During its first season, Queer Eye filmed only 13 episodes, of which eleven have been aired. After the show became a ratings powerhouse, Bravo exercised an option for 7 more episodes, which the producers, Scout Productions, will begin filming next week. However, for the second season order, Bravo is looking for as many as 40 episodes. Said the show's co-creator David Collins, "We won't be shutting off the Queer Eye production engine for quite a while."

In addition, Scout is negotiating with NBC to "re-package" the show and the "Fab Five" themselves (Ted Allen, Kyan Douglas, Thom Filicia, Carson Kressley and Jai Rodriguez) for NBC prime-time. Since NBC wasn't the owner of Bravo at the time of the original Queer Eye production deal in 2002 -- instead, Bravo was owned by a holding company controlled by Cablevision, with NBC as a minority holder -- the cross-promotion of the show between Bravo and NBC was not anticipated in the original deal.

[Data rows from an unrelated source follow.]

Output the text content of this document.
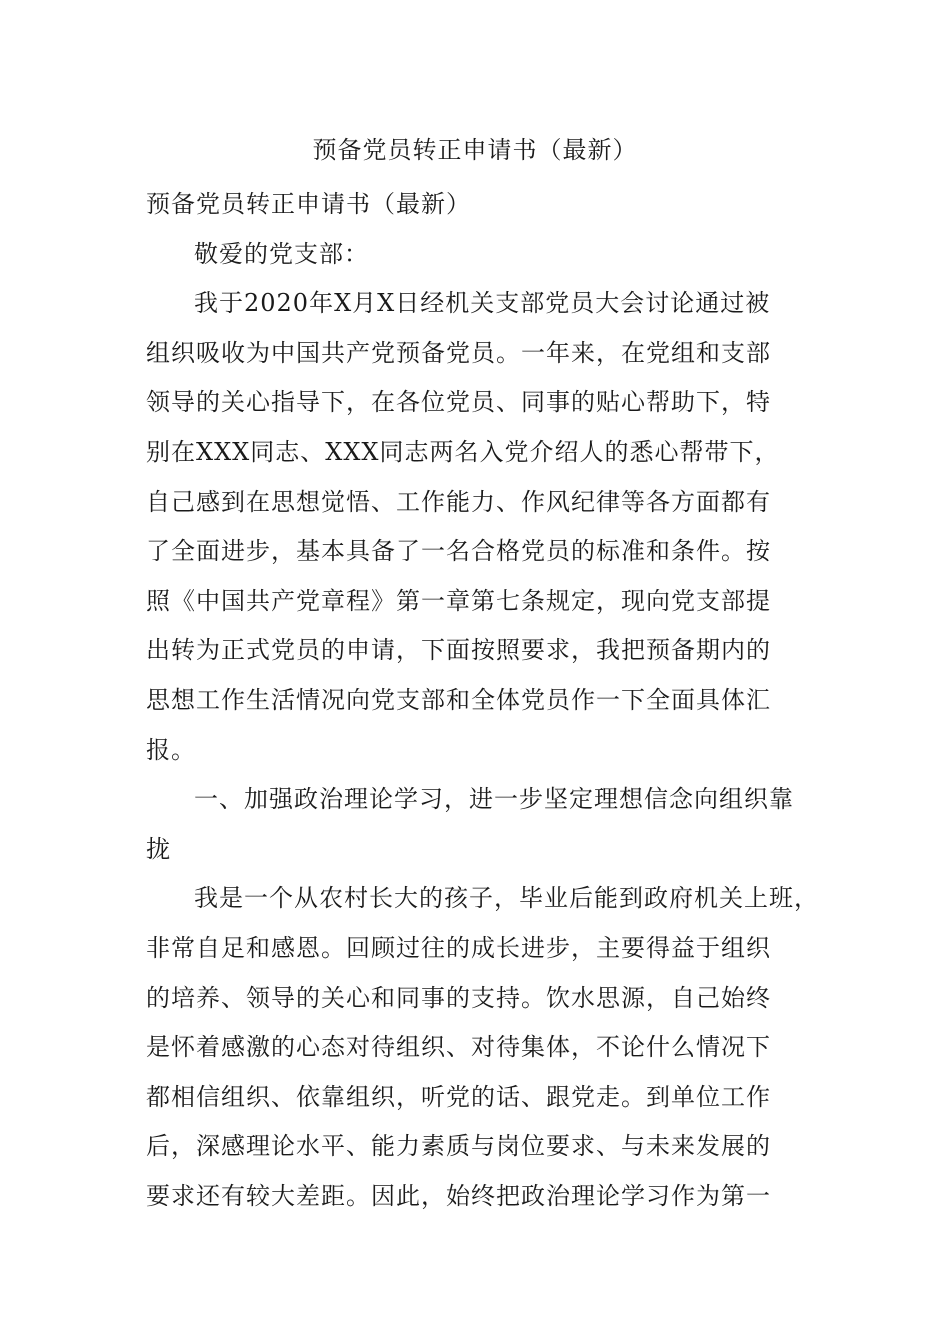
预备党员转正申请书（最新）

预备党员转正申请书（最新）

敬爱的党支部：

我于2020年X月X日经机关支部党员大会讨论通过被
组织吸收为中国共产党预备党员。一年来，在党组和支部
领导的关心指导下，在各位党员、同事的贴心帮助下，特
别在XXX同志、XXX同志两名入党介绍人的悉心帮带下，
自己感到在思想觉悟、工作能力、作风纪律等各方面都有
了全面进步，基本具备了一名合格党员的标准和条件。按
照《中国共产党章程》第一章第七条规定，现向党支部提
出转为正式党员的申请，下面按照要求，我把预备期内的
思想工作生活情况向党支部和全体党员作一下全面具体汇
报。

一、加强政治理论学习，进一步坚定理想信念向组织靠
拢

我是一个从农村长大的孩子，毕业后能到政府机关上班，
非常自足和感恩。回顾过往的成长进步，主要得益于组织
的培养、领导的关心和同事的支持。饮水思源，自己始终
是怀着感激的心态对待组织、对待集体，不论什么情况下
都相信组织、依靠组织，听党的话、跟党走。到单位工作
后，深感理论水平、能力素质与岗位要求、与未来发展的
要求还有较大差距。因此，始终把政治理论学习作为第一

Because of the show's runaway success, the "Fab Five" -- who have become such media stars themselves that they have each hired talent agents to market them outside the show -- will receive healthy raises as part of the new deal. As discussed in this story, the "Fab Five" only received $3,000 each per episode for the first season, which was envisioned as a part-time activity while they pursued their full-time careers. Although many pundits were stunned, the talent agents kept quiet while waiting for the show's renewal, knowing that a standard part of Hollywood deal-making is renegotiating the contracts of stars in hit shows that get renewed. Their time has now arrived.

Bravo's current plans call for airing the seven new episodes of Queer Eye beginning in November, for November sweeps. The first episodes of the second season -- if all goes well -- would be produced in time to air during February 2004 sweeps, and the second season might be broken into two parts to give production pre-planning a chance to explore new venues. According to Scout, the second season will venture outside of the New York City environs, to such locales as Texas and the Midwest. Looks like Queer Eye is about to become a full-time job.

Queer Eye has become one of the powerhouses of cable programming, drawing an average audience of 2.5 million viewers -- including 1.8 million in the 18-49 demographic -- which is a higher average than the best figures Bravo ever recorded for a single broadcast prior to its debut. Although NBC continues to cross-promote Queer Eye, NBC entertainment president Jeff Zucker has expressed his reluctance to move the show permanently to the parent network despite its ratings, since the show is seen as Bravo's "franchise" production. To protect that franchise, NBC make seek restrictions on appearances by the "Fab Five" on non-NBC broadcast outlets, such as Viacom's MTV, which could also be repackaged onto Viacom's CBS.

Of course, more restrictions on the "Fab Five" requires more cash in their base compensation. In other words, we think the people who worried about the "Fab Five" being underpaid can rest easier tonight.